The sector-specific and regional index follows. Measuring underlying project performance, the March edition painted a picture of general decline. Project-starts across almost every vertical falling in the three months to February plummeted.
Sector Analysis – Residential
Overall residential starts-on-site fell during the three months to February, dropping 27% during the index period to stand 43% lower than a year ago.
Drilling into the verticals, private housing was down 39% on the previous year, declining 29% against the preceding three months. Social housing also performed poorly, with work commencing on-site slipping back 22% during the three months to February and plummeting by 57% against the previous year’s figures.
Sector Analysis – Non-Residential
The value of starts fell across almost all non-residential sectors during the three months to February.
Industrial performance was disappointing, sinking 41% during the three months to February to stand 57% lower than a year ago. Retail lost ground as well, with the value of project-starts declining 24% against the preceding three months and 39% against the previous year.
Offices were also on the decline, having lost momentum on their earlier burst of activity in Q.4 2022. The value of underlying project-starts slipped back 23% against the preceding three months to stand 28% down on 2022 levels.

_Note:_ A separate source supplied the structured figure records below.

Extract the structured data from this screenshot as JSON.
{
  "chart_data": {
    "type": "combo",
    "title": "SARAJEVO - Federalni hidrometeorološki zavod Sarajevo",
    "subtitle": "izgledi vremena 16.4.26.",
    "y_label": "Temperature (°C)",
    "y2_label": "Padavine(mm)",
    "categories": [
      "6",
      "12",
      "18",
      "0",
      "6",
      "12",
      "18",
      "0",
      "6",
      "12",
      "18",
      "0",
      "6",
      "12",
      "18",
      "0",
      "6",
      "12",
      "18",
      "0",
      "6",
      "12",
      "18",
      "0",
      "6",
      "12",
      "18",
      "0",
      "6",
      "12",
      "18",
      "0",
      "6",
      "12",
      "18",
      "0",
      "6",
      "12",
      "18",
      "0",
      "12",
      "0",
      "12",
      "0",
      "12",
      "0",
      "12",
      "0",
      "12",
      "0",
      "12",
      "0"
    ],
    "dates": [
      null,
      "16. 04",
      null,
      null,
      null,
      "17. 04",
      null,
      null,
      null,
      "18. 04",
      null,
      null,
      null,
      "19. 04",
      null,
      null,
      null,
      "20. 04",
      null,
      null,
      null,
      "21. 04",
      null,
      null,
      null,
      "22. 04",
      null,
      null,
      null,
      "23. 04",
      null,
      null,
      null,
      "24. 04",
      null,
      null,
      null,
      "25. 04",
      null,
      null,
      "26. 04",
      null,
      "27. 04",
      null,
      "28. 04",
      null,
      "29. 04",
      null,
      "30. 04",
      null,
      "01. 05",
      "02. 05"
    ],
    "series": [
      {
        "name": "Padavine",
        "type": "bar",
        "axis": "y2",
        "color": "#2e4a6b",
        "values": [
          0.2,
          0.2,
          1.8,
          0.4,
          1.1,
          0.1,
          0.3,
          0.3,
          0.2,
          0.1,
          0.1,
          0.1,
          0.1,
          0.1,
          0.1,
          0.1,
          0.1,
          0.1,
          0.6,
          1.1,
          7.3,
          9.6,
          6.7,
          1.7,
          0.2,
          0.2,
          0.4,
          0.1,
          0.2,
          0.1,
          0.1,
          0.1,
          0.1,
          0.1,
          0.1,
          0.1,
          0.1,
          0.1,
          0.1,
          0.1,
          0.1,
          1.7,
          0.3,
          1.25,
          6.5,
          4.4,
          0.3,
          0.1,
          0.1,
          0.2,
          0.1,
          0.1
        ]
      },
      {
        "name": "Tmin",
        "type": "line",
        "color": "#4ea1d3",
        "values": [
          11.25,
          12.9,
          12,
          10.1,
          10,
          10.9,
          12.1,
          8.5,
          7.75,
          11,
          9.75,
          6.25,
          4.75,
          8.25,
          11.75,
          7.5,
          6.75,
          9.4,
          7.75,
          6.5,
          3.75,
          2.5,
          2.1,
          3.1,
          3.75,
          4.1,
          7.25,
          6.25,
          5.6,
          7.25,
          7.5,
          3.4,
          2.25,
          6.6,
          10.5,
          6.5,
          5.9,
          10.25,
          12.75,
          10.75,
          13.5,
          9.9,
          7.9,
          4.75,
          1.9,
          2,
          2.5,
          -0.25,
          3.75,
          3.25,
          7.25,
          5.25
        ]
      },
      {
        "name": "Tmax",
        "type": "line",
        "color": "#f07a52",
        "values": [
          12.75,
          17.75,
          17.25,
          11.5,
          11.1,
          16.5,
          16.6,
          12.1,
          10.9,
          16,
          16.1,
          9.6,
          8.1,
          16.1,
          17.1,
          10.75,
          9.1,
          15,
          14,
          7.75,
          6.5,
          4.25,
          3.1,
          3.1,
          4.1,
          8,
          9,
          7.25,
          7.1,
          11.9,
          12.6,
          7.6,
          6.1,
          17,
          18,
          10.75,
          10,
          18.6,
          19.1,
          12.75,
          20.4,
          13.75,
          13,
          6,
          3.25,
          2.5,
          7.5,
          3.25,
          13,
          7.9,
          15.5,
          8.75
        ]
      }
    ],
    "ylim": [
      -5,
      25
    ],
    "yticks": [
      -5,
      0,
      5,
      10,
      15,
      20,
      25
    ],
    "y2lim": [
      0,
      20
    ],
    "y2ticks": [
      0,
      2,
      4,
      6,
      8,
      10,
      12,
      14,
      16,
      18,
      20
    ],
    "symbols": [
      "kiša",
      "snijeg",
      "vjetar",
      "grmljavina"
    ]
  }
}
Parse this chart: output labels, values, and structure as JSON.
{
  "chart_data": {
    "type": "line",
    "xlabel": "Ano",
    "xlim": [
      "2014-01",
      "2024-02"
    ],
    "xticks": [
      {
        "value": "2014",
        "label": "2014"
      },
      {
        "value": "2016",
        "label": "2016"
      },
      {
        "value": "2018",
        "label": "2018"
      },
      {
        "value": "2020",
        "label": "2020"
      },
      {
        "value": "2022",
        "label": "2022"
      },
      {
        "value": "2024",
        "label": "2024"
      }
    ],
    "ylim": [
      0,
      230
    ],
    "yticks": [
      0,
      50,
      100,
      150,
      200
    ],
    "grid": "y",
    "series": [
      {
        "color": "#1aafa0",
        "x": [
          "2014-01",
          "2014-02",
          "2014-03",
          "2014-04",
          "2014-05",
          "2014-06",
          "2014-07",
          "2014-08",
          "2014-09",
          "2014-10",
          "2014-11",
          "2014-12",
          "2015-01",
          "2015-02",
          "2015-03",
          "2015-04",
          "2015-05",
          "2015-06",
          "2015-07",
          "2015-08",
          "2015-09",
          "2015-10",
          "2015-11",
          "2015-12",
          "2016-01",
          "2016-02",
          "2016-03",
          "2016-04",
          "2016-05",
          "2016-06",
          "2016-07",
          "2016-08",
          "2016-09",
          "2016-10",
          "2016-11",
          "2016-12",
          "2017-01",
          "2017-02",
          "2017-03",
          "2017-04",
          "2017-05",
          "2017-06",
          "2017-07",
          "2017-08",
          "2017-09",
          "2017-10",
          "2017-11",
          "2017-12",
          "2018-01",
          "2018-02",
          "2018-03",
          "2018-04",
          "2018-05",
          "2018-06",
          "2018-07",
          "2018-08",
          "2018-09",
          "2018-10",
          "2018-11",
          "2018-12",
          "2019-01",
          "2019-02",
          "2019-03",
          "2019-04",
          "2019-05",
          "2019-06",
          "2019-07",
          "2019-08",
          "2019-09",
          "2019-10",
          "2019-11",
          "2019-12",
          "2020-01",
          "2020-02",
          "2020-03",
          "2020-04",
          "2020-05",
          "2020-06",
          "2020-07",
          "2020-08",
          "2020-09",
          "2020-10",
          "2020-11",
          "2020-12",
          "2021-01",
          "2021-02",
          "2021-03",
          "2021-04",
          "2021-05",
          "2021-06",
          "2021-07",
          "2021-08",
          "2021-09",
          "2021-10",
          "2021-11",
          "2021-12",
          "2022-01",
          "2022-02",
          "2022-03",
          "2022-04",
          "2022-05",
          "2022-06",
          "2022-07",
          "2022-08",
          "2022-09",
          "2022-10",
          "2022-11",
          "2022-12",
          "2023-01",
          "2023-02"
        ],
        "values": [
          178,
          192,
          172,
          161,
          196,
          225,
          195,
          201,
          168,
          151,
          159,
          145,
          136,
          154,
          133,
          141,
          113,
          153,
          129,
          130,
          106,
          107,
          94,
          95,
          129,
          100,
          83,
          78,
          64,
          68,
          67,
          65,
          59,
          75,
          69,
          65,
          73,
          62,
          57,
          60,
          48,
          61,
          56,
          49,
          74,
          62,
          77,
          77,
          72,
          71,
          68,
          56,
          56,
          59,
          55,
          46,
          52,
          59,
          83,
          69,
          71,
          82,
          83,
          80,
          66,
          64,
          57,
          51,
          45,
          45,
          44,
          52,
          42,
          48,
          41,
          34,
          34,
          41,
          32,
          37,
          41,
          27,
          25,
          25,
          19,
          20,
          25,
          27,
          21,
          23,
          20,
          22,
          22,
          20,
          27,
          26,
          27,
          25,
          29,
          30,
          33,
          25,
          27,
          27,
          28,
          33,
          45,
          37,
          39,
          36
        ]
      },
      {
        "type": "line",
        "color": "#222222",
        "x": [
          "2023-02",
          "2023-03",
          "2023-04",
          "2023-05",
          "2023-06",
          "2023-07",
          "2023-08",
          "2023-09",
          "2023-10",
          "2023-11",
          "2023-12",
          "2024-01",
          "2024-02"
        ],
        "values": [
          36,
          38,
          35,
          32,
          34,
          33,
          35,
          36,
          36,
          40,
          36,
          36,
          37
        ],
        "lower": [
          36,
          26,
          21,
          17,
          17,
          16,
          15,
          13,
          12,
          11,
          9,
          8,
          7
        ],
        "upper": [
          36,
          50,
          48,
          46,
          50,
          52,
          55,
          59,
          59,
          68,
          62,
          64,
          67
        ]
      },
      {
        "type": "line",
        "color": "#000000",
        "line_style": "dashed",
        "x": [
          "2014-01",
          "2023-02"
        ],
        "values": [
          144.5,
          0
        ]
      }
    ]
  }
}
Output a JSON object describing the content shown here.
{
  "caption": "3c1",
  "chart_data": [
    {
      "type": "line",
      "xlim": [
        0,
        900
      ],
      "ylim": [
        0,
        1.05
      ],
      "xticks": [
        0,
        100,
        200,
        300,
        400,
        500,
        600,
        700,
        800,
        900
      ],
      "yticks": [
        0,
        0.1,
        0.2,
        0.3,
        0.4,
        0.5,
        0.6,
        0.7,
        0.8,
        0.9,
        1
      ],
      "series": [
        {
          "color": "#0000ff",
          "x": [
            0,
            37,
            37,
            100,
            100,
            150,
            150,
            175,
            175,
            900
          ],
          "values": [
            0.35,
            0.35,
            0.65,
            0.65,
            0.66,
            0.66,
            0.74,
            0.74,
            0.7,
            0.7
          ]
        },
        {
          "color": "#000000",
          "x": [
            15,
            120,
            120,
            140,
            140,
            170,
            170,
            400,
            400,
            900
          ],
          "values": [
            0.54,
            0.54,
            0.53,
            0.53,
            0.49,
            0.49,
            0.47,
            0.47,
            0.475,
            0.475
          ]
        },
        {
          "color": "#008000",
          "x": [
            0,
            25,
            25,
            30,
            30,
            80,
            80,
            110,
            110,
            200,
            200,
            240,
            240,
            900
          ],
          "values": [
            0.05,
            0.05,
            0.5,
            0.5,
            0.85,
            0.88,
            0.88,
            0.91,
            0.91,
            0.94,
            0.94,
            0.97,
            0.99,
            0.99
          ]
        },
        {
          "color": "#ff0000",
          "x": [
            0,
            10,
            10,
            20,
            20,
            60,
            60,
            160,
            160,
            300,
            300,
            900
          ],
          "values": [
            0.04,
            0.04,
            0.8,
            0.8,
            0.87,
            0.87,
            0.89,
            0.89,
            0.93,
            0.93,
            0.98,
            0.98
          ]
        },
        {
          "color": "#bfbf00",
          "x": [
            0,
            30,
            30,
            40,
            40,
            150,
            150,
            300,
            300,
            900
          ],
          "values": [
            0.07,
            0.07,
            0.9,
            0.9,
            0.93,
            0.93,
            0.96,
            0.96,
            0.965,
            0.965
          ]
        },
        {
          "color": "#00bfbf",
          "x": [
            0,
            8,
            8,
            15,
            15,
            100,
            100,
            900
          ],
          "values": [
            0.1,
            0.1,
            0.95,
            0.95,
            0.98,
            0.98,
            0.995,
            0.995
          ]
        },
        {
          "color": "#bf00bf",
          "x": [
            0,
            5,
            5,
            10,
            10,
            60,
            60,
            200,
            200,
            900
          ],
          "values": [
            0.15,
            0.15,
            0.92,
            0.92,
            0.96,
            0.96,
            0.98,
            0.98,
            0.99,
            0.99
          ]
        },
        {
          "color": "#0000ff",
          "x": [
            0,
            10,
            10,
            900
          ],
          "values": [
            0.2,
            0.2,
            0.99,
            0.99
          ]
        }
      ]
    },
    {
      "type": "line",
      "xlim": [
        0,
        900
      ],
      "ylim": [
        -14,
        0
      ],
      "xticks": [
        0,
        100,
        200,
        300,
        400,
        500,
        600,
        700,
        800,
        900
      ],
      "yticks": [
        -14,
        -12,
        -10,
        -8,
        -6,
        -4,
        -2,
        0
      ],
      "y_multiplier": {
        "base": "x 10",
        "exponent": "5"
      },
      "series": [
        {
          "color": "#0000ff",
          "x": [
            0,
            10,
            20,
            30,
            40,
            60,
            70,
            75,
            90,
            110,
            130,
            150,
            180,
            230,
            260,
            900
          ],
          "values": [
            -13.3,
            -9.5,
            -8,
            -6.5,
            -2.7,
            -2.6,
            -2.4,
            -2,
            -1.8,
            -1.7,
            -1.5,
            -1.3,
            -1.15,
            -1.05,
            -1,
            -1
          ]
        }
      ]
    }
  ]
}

Health starts crashed, falling 34% against the preceding three months and declining 50% on the year before. Despite a modest 1% hiccup against the previous three-month period, education project-starts were also 24% lower than last year.
Hotel & Leisure and Community & Amenity were two of only three verticals to experience growth against the preceding three months, rising 35% and 5%, respectively. However, both failed to increase on the previous year.
Civils performance slipped back 8% against the preceding three months to stand 17% down on a year ago. Infrastructure starts dropped 18% against the preceding three-month period, remaining down 43% on the previous year’s figures.
However, the decline in civils was partly offset by utilities activity, with starts increasing 6% against the preceding three months to stand an impressive 76% up on a year ago.
Most parts of the UK experienced weak project-start performance during the three months to February. The North East was a rare bright spot, with project-starts advancing 19% during the three months to January but remaining 20% down on a year ago.
It was a similar story in the South East, with the value of project-starts increasing 5% against the preceding three months but remaining 27% behind the previous year.
Performance in London (-18%) and the South West (-15%) was particularly lacklustre against the preceding three months, also slipping back 46% and 34% against the year before.
Some regions fared worse still, including Scotland, where the value of project-starts fell 31% against the preceding three months to stand 35% down on a year ago.
Yorkshire & the Humber experienced the sharpest decrease against both the preceding three months (-53%) and the previous year (-61%).
Wales, Northern Ireland, the East Midlands, West Midlands, and the North West all suffered falls in project-starts against both the preceding three months and previous year.